Crónicas de la peste XXVII

Hay una pregunta previa a esta: ¿tiene el lenguaje la entidad y fuerza suficiente para transformar la realidad o es solo su reflejo? Estos días menudean las opiniones contrarias al uso de metáforas bélicas para definir el enfrentamiento a la peste. La presencia de soldados en las calles en funciones de apoyo a la logística sanitaria y de generales profusamente enmedallados en las ruedas de prensa del gobierno, para no mencionar que el único acercamiento del rey al terreno de la pandemia ha sido el arrimo a un centro militar, abonan una suspicacia generalizada, que tiene dos vertientes, de izquierda y de derecha. Para la izquierda, las metáforas bélicas y el despliegue militar asociado abren el camino al autoritarismo; para la derecha, que apoya sus argumentos en Susan Sontag, las analogías castrenses degradan a los enfermos y suscitan desasosiego en pacientes y sanitarios. En términos estrictos no estamos en guerra, así que cualquier argumento en este sentido es de recibo. Pero, ¿qué es lo más amenazador para una sociedad en tiempos de paz? La pregunta, a la vista de la experiencia presente, se contesta sola.

Estamos en estado de sitio porque en el dilema planteado entre la libertad y la vida, hemos elegido la vida, que es la precondición de la libertad. Eso significa una renuncia voluntaria al ejercicio de derechos civiles de movimiento, reunión y expresión (véanse las amañadas ruedas de prensa del gobierno) y ni siquiera el derecho a la propia muerte queda reconocido porque en estas circunstancias implica la muerte de otros. En consecuencia, el gobierno asume la gestión total de las actividades de la sociedad, incluidas las económicas, donde más duele al pensamiento neoliberal, que acepta la legitimidad y la conveniencia del confinamiento de decenas de miles de operarias en remotos talleres textiles para fabricar antes camisetas y ahora batas profilácticas pero hace absurdas objeciones al intento de limitar las actividades no esenciales para el objetivo de frenar al virus.
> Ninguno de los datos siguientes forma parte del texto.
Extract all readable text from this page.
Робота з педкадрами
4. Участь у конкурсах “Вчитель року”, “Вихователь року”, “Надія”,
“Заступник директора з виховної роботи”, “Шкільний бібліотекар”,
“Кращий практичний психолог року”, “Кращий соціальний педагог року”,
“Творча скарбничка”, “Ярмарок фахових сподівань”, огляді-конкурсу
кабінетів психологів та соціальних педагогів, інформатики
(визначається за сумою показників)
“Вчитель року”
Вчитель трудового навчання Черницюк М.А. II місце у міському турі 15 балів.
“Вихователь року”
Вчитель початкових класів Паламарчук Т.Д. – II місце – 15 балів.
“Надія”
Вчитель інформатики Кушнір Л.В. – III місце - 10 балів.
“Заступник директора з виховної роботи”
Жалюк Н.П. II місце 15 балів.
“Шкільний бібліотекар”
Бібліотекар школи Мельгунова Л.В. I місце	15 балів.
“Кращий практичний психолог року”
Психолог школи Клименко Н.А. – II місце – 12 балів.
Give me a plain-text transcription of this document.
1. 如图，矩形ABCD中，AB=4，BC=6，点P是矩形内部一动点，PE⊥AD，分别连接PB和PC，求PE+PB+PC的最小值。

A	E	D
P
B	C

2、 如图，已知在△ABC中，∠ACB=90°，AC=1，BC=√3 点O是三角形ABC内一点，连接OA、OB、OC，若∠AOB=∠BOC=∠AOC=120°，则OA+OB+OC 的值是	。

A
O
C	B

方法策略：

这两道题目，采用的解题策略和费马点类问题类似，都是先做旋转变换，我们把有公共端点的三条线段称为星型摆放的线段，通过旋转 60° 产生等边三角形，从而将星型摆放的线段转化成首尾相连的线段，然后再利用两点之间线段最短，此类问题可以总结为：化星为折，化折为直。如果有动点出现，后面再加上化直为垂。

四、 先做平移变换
El debate entre libertad y vida se planteó en los primeros días de la pandemia y se ha resuelto en la misma dirección en todos los países del planeta con mayor o menor celeridad y eficacia; solo los sociópatas, como míster Trump, no parecen tenerlo aún claro. El otro chiflado de la cresta color panocha ya está hospitalizado, y como dice él, al mando. Al mando ¿de qué?

Aceptada, pues, la jerga castrense como la más funcional para definir las circunstancias de un mando único, un contingente humano unido y un objetivo común, hay que añadir que los generales con la pechera esmaltada de medallas y los soldados en uniforme de camuflaje con una mascarilla en la cara y una manguera de lejía en la mano son los emblemas de un militarismo antiguo e inocuo. El control de la población y la concentración del poder es una tentación derivada de la misma naturaleza de la peste. Nadie quiere el régimen chino, ni siquiera el sudcoreano, pero no podemos obviar la fascinación que nos produce la eficacia de estos regímenes en la lucha en la que estamos todos, la cual se debe a la aplicación masiva de las nuevas tecnologías al control de la población. Una vía que ningún gobierno va a ignorar y que el español ya ha puesto en marcha todavía de manera cauta. Si ya aceptamos que las plataformas de internet se apoderen de nuestros hábitos, manías y flaquezas, controlen nuestro itinerarios, midan nuestros pasos y husmeen en nuestras pasiones, quién va a ponerse tiquismiquis porque nos controlen la temperatura o la tensión sanguínea. Es la servidumbre voluntaria, que tanto asombraba a La Boétie y que constituye nuestro presente, con o sin pandemia, y nuestro más que probable futuro.